My only gripe was with the Bards' religious correspondent who had invented the totally mythical Roman Catholic post of 'Archbishop of London'.  RC-wise London encompasses the Archdiocese of Southwark and the Dioceses of Westminster and Brentwood.  To Catholics London simply doesn't exist.


Hoffman's finest role?

(R8/Q7)


...so what were Howell's views?...

The quiz felt quite sporty in its make-up.  There were a few comments about the looseness of some of the questions but, that aside, the content led to a fine quiz match.

This weeks themed rounds were quite easy to work out - which undoubtedly aided the sizeable score for both teams. 

Kenny Burns - 1978's Footballer of the Year

(R4/Q5)


...and Damian's?...

Tonight's questions were a good selection of themes hidden and otherwise (with no Run-ons, Mike will no doubt be pleased to hear).  We had no trouble guessing the hidden themes and particularly enjoyed the round on words prefiguring 'lights'.  Although I was prepared to guess 'spot' on the Treasure Island question my memory of this book was insufficient to connect it to the clue in the question so chickened out for a confer instead of going for a two.  I guess I better add this book, along with the Nutcracker Suite, for urgent revision ready for when they pop up again in some future quiz.  Boo-boo of the week was the Basil Hume question.  As we Catholic boys, Mike and I, indignantly pointed out, Hume was never Archbishop of London (no such post in the Catholic Church) prior to becoming Archbishop of Westminster.  He was Abbot of Ampleforth.  We got the right answer nonetheless or at least I did.


"I wanna be loved by you...
Boop-boop-a-doop!"

(R3/Sp)


...and Ivor's...

We thoroughly enjoyed this quiz and it is refreshing to say that it didn't seem like an exam paper.  We liked the spread of knowledge required - from the highbrow (Russian novels) to the Daily Star infotainment (the weird chap with perpetual Christmas lights on his house).  The bakery round was the 'swing round' for us (8-2) so perhaps it is appropriate that the Charas get the wooden spoon.  We especially liked Round 1 where the theme possibilities continued to confound us until Q4 - added to which the alcoholic beverages chosen as answers were far from the obvious choices.

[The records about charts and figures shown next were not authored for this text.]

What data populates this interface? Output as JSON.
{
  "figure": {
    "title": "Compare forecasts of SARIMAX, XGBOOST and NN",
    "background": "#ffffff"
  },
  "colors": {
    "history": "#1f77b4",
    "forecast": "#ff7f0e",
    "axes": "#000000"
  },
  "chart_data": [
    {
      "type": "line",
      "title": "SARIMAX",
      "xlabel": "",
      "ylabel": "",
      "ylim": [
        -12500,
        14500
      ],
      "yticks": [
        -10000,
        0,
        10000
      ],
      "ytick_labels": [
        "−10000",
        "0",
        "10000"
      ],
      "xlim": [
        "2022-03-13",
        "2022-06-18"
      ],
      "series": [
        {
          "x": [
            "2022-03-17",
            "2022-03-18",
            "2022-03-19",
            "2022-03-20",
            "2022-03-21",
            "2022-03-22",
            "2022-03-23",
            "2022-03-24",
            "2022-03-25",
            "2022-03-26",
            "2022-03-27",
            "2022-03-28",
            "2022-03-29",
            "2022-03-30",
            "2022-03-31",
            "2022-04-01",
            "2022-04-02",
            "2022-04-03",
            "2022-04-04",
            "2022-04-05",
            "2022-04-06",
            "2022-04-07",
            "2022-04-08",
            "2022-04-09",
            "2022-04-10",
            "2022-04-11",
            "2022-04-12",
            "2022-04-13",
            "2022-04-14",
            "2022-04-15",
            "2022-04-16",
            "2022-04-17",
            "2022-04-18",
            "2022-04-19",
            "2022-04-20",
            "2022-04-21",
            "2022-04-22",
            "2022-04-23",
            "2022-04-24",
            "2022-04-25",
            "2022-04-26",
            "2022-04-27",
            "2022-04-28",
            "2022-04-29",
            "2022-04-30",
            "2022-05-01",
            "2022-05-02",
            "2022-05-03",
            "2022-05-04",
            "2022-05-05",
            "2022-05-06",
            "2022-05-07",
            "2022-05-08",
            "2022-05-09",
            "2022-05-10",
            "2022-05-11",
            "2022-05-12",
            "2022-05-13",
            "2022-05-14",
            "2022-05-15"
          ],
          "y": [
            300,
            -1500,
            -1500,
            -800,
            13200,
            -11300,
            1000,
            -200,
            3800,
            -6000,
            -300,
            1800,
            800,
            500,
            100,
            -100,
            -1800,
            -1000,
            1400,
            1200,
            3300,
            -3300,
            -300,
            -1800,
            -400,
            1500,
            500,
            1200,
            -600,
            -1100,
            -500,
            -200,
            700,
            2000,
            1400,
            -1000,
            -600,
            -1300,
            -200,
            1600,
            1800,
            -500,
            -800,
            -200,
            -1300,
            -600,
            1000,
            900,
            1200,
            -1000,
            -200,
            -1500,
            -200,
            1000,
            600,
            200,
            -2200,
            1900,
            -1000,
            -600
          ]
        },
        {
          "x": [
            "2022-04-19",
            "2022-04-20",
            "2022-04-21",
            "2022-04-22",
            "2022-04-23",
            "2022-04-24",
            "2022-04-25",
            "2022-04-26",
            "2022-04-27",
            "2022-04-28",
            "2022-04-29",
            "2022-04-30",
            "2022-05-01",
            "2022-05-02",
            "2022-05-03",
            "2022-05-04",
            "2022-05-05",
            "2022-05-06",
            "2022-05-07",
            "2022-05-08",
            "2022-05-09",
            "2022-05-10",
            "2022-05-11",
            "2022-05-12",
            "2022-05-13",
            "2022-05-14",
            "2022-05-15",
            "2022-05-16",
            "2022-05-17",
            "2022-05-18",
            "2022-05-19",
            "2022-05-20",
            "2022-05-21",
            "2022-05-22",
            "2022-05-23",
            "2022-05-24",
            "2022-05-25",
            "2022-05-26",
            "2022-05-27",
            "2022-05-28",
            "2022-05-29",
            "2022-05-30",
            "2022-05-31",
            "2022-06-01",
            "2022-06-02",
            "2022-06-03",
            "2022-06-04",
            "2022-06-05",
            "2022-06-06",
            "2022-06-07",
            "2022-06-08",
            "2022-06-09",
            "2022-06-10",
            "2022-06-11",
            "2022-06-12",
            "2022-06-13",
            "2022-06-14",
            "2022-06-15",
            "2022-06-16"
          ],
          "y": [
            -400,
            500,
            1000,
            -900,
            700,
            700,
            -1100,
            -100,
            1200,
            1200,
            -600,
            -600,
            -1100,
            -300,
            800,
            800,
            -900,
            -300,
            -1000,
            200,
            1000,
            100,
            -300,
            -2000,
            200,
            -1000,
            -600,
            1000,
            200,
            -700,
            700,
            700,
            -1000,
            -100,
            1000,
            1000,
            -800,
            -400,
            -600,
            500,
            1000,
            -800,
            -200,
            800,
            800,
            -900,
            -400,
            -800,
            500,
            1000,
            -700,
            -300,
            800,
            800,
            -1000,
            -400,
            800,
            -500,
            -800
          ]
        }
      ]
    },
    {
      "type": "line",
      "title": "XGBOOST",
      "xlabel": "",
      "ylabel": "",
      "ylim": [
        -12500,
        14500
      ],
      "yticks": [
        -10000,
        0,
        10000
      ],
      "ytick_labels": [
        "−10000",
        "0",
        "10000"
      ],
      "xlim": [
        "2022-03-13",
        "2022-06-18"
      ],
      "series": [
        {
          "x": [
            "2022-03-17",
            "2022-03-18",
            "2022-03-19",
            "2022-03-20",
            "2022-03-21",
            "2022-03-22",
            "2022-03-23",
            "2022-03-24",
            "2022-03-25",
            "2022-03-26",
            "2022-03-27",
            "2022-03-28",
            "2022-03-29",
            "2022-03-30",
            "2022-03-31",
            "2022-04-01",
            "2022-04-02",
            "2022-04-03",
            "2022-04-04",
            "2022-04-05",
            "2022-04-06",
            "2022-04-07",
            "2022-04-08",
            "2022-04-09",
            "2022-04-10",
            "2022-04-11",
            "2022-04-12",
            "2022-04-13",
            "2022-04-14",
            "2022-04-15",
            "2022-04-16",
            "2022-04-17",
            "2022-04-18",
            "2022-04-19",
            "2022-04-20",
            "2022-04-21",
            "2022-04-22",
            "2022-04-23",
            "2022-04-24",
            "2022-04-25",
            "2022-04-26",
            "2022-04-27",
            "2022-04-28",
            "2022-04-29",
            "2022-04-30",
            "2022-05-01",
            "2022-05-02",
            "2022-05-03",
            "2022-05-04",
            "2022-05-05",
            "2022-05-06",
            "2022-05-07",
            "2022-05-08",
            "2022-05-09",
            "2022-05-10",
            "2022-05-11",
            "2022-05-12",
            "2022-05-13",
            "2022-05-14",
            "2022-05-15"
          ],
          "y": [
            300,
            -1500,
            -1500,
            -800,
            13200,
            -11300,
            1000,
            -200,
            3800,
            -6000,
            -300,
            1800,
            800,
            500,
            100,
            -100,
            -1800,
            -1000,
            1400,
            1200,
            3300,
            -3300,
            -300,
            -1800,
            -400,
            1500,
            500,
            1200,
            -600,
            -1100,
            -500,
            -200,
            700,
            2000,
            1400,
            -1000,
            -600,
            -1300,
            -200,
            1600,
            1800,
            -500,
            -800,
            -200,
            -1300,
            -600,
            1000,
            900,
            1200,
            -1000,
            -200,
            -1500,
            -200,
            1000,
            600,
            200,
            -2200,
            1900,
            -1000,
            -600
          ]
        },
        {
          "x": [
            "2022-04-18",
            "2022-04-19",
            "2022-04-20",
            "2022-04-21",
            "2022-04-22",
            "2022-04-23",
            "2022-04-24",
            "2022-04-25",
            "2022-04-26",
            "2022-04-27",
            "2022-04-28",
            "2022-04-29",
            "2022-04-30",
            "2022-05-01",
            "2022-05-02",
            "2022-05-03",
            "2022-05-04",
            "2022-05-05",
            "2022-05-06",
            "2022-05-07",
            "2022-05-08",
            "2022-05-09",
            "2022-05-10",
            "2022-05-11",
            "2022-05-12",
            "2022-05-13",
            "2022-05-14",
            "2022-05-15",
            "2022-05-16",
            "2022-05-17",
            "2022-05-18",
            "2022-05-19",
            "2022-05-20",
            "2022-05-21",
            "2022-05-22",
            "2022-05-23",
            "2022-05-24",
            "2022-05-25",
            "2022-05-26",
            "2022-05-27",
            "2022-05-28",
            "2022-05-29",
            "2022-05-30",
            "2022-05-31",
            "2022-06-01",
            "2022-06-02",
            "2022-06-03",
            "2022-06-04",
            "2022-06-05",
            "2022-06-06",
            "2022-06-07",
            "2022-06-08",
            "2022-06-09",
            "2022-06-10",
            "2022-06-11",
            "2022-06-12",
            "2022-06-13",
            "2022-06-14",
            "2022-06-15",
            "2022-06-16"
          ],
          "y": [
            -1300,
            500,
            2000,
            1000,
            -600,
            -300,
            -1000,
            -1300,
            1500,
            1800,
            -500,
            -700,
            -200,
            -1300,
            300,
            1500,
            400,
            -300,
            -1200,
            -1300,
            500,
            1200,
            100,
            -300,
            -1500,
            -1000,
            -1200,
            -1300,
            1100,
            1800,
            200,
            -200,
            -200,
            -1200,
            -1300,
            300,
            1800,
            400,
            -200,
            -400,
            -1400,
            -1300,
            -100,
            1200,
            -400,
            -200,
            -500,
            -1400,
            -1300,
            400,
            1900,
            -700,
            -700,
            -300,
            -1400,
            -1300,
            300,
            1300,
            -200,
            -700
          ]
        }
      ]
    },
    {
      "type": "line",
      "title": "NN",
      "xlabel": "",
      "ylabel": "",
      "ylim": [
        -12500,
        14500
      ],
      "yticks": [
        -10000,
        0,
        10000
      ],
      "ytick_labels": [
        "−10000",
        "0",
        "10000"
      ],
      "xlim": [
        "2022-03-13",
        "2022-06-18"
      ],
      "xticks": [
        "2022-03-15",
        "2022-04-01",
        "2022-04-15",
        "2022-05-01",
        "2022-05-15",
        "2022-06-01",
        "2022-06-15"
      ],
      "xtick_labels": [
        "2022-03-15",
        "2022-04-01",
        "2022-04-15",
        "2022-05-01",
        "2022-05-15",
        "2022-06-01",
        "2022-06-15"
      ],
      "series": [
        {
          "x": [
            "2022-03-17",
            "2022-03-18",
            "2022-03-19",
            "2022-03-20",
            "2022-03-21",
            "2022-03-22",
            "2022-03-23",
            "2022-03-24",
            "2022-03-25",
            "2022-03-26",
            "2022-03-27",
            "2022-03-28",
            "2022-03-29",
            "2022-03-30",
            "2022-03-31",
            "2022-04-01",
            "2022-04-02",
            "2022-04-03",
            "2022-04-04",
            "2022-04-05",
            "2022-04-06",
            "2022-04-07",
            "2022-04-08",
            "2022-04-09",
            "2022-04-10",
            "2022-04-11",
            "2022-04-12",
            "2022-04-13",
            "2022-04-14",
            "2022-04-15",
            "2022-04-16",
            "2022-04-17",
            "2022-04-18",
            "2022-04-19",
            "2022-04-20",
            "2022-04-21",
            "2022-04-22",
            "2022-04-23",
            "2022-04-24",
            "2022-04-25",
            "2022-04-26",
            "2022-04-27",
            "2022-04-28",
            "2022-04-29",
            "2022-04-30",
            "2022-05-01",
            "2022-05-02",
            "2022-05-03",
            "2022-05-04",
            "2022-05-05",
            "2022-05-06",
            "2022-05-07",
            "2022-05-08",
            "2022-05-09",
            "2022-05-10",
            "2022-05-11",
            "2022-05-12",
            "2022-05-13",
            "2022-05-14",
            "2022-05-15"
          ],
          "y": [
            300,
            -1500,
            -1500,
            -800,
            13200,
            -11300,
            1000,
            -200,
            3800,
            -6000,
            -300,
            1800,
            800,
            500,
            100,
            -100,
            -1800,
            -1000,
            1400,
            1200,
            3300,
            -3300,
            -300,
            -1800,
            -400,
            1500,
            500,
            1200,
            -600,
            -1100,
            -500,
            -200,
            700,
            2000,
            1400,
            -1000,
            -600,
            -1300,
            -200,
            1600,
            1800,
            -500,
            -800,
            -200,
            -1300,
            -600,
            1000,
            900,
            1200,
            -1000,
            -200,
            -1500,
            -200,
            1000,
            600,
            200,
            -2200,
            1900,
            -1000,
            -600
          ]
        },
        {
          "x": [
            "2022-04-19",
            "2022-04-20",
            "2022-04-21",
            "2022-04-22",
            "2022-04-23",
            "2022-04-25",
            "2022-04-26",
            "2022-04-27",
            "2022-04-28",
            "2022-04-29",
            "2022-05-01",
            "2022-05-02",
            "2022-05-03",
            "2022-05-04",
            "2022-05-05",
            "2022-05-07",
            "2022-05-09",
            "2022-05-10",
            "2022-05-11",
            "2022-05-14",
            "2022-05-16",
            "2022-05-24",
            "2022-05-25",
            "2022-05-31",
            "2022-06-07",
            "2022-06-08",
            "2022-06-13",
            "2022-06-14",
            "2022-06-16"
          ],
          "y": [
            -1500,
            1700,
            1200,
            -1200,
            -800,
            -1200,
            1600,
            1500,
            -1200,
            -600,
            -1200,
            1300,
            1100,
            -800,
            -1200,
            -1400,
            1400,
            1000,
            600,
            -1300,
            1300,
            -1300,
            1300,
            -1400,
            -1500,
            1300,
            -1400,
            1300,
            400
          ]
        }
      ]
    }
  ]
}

The 'Muppet Round' also proved a memory room for our ageing brains.  Did any student ever miss early Sunday evening in front of the TV in the late seventies?


"We're taking it one match at a time"

(R1/Q5)


Question of the Week

This week Howell was in raptures over his memories of the rather attractive Football Manager conjured up by Round 1 Question 5...

Which actress played Guinevere in Excalibur (1981) and the lead role in The Manageress on Channel 4 (1989-90)?